The gay man Mr. X was unlawfully deported to unnamed country. The judge said that the actions were calculated to avoid any complication that could arise from his removal becoming publicly known.

The judge ordered the Home Secretary to "use her best Endeavour’s" to bring Mr. X back.

According to the judge, officers of the UK Border Agency had "deliberately misled" Mr X and deprived him of his right to seek legal advice before his removal.

Caroline Slocock, chief executive of the Refugee Legal Centre said their client was wrongly removed. When Mr. X resisted leaving the van, he was handcuffed, and his private parts punched to make him straighten his legs so they could be belted together. Mr X’s mobile phone was also taken from him, giving him no chance to contact friends or lawyers, even though Home Office rules required that he should have 72 hours’ notice of removal to give him a chance to make calls. He was removed because his asylum claim failed.

At the time of his removal, Mr X had worked in the UK for seven years. He argued that he feared persecution because his native country discriminated against homosexuals and he could be subjected to violence.

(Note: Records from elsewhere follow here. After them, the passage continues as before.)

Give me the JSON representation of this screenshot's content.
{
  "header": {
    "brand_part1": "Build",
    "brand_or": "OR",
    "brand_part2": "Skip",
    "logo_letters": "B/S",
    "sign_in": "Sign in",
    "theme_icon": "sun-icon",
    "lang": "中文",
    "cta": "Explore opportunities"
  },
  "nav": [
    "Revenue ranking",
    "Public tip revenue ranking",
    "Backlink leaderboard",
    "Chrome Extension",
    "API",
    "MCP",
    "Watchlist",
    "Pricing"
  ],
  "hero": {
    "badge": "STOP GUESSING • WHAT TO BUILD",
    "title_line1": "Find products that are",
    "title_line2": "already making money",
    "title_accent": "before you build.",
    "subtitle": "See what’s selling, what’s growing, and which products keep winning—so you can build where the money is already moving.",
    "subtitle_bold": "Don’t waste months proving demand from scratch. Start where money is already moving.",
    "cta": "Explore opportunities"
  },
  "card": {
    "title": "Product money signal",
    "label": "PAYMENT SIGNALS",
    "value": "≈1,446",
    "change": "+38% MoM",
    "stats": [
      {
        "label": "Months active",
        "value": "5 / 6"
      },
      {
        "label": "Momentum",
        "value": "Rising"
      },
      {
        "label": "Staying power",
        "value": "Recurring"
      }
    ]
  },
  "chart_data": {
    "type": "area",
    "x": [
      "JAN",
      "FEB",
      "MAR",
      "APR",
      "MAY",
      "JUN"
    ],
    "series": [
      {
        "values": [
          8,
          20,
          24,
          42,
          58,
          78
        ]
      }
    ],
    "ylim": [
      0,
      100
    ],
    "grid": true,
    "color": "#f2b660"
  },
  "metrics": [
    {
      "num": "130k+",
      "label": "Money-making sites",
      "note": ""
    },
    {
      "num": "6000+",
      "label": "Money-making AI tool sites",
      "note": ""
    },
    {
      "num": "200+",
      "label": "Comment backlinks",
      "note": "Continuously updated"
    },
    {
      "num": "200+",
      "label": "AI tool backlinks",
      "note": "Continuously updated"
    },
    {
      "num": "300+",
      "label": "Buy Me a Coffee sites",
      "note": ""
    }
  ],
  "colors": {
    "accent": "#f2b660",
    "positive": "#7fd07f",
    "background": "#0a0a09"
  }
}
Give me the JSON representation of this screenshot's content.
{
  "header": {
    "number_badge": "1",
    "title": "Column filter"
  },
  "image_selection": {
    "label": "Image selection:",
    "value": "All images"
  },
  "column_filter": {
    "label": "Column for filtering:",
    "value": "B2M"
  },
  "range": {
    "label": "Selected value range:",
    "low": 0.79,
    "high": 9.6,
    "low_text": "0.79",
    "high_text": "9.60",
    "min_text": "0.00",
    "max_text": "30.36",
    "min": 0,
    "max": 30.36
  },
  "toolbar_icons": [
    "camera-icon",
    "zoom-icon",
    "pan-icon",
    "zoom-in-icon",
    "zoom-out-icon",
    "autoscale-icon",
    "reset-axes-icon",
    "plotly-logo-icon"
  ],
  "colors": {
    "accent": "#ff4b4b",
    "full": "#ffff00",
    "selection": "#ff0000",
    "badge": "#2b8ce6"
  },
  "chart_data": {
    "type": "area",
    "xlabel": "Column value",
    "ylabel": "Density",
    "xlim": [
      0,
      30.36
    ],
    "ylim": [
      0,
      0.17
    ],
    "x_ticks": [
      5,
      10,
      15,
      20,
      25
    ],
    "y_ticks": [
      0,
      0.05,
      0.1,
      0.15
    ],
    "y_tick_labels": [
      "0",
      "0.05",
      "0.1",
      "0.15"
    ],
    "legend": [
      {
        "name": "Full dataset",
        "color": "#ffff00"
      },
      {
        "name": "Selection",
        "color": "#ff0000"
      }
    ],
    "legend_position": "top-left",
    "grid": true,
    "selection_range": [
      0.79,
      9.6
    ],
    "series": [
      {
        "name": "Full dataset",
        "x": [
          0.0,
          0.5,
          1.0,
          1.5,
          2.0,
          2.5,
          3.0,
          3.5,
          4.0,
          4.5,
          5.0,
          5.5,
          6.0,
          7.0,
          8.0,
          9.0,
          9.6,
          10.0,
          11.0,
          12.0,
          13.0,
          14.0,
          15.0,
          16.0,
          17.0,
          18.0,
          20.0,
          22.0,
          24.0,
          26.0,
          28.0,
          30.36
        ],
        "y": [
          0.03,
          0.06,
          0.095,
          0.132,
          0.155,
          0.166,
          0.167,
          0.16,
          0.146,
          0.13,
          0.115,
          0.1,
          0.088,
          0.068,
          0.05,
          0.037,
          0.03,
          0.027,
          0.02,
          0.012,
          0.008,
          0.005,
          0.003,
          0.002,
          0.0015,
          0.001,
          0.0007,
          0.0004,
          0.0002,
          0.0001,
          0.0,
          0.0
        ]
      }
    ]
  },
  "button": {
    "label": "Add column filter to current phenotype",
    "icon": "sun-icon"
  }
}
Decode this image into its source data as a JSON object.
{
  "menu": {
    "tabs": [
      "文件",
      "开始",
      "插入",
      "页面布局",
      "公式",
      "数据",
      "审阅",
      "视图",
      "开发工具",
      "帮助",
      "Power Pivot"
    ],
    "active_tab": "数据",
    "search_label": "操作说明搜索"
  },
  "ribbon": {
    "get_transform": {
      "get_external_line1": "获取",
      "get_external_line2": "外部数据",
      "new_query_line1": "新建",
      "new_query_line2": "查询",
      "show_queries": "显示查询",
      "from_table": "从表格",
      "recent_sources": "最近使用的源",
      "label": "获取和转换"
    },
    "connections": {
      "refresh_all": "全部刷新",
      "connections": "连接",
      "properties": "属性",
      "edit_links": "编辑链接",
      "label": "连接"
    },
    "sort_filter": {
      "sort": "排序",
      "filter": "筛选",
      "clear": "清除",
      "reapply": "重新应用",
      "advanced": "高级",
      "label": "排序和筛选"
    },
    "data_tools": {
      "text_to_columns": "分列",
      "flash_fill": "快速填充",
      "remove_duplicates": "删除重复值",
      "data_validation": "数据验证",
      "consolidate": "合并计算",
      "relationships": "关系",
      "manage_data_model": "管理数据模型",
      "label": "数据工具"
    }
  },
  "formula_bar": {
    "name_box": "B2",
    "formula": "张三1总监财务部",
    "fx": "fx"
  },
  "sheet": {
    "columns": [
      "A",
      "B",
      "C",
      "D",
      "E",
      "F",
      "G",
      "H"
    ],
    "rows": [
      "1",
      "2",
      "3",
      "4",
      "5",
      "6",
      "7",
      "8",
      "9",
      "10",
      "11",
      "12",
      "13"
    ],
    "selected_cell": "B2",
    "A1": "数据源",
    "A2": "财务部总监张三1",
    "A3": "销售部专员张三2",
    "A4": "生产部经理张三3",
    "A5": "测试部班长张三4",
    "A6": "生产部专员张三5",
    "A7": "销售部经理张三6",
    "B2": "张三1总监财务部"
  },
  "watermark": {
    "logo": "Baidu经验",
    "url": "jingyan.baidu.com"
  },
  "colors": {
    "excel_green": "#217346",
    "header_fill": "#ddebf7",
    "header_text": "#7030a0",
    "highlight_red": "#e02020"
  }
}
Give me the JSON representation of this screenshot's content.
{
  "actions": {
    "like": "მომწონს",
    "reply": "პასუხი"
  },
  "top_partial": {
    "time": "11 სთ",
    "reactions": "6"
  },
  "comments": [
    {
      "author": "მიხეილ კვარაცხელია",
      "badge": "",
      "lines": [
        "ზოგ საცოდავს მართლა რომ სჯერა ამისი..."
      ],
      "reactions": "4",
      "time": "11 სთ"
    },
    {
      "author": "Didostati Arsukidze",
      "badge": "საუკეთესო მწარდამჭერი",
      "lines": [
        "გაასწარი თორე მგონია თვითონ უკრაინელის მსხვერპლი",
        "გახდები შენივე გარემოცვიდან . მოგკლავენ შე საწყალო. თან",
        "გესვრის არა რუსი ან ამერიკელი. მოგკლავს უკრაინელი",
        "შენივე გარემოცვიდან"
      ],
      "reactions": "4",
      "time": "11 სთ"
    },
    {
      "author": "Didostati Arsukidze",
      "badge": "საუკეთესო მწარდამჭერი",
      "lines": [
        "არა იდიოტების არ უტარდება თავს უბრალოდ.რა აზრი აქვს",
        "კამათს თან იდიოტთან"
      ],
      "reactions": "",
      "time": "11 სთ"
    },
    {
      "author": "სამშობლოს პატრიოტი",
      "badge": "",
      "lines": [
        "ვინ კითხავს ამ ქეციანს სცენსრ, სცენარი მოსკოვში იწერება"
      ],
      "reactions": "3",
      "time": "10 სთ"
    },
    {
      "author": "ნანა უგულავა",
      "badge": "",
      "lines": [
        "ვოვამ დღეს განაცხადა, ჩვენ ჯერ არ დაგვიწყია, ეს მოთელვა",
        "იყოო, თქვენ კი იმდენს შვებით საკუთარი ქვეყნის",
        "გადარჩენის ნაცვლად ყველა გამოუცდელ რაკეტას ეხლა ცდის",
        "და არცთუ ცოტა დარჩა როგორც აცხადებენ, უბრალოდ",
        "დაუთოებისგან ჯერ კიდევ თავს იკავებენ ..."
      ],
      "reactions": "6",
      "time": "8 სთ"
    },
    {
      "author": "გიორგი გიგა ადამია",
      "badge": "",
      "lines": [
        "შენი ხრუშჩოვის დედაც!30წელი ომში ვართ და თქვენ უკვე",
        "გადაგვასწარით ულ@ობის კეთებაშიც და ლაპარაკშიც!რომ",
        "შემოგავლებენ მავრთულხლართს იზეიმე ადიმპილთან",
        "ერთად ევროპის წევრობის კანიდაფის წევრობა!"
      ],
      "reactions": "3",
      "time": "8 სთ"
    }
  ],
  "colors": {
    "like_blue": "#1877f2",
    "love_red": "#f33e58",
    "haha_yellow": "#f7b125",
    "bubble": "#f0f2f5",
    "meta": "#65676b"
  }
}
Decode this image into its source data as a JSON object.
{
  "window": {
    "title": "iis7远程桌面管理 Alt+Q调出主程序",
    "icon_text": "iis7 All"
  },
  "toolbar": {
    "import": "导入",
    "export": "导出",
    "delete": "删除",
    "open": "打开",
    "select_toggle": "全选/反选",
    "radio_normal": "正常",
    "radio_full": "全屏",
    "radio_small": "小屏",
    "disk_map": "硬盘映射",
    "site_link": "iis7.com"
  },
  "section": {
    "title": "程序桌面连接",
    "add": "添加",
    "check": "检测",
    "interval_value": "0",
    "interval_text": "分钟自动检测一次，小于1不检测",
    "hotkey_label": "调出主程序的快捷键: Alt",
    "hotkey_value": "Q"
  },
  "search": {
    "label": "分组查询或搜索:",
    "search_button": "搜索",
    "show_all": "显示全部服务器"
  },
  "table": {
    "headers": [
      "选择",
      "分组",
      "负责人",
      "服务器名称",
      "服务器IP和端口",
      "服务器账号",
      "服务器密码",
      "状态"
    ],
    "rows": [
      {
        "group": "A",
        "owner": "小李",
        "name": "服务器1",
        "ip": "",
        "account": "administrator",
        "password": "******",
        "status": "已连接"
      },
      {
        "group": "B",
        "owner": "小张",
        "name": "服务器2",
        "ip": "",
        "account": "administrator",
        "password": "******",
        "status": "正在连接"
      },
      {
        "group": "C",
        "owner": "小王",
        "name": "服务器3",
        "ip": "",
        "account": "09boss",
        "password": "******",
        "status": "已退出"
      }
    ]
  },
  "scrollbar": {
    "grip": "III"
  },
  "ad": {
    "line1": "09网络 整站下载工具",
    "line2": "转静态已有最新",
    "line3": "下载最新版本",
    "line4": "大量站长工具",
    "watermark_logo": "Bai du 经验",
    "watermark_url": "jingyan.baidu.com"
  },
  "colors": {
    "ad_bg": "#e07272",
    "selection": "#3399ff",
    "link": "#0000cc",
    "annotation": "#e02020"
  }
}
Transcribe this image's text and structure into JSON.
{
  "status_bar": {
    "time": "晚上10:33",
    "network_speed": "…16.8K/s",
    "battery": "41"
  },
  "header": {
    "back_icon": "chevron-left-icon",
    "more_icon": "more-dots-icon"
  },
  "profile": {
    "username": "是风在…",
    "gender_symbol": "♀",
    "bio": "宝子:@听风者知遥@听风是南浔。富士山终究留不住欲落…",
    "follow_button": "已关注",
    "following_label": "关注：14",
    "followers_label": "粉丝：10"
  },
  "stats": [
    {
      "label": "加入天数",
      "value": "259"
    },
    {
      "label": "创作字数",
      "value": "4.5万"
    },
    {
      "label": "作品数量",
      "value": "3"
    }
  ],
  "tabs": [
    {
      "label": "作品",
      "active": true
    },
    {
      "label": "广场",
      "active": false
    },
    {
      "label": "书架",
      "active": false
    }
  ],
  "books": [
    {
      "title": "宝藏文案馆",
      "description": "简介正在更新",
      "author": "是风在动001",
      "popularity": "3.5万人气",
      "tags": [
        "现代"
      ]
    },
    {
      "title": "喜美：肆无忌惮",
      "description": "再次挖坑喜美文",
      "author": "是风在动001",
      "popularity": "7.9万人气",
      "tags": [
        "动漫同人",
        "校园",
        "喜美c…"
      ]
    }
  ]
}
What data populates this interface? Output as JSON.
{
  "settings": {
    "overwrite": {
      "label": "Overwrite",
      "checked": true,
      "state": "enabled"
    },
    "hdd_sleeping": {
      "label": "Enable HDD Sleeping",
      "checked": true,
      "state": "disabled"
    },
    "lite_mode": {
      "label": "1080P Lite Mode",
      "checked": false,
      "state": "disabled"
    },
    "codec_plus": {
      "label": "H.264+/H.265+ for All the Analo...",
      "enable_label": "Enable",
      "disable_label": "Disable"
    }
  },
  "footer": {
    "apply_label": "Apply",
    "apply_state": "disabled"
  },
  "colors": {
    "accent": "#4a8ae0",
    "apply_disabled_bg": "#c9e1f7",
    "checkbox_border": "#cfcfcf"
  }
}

"Justice requires he should, if possible, be brought back so he can make his claim as effectively as he can. Without hesitation, I exercise my discretion to grant the claimant a mandatory order that the Secretary of State should use her best endeavours to secure his return to the UK," the judge said.

If returned, Mr X may claim damages from the Government since his removal was carried out illegally.

A UK Border Agency spokesperson told "We are disappointed by the High Court’s decision. When somebody has been found to have no right to stay in the UK we expect them to leave voluntarily and if necessary will enforce their removal.

"It is important that individuals who have no right to be here are removed as part of robust immigration system. We are fully investigating what happened in this case.”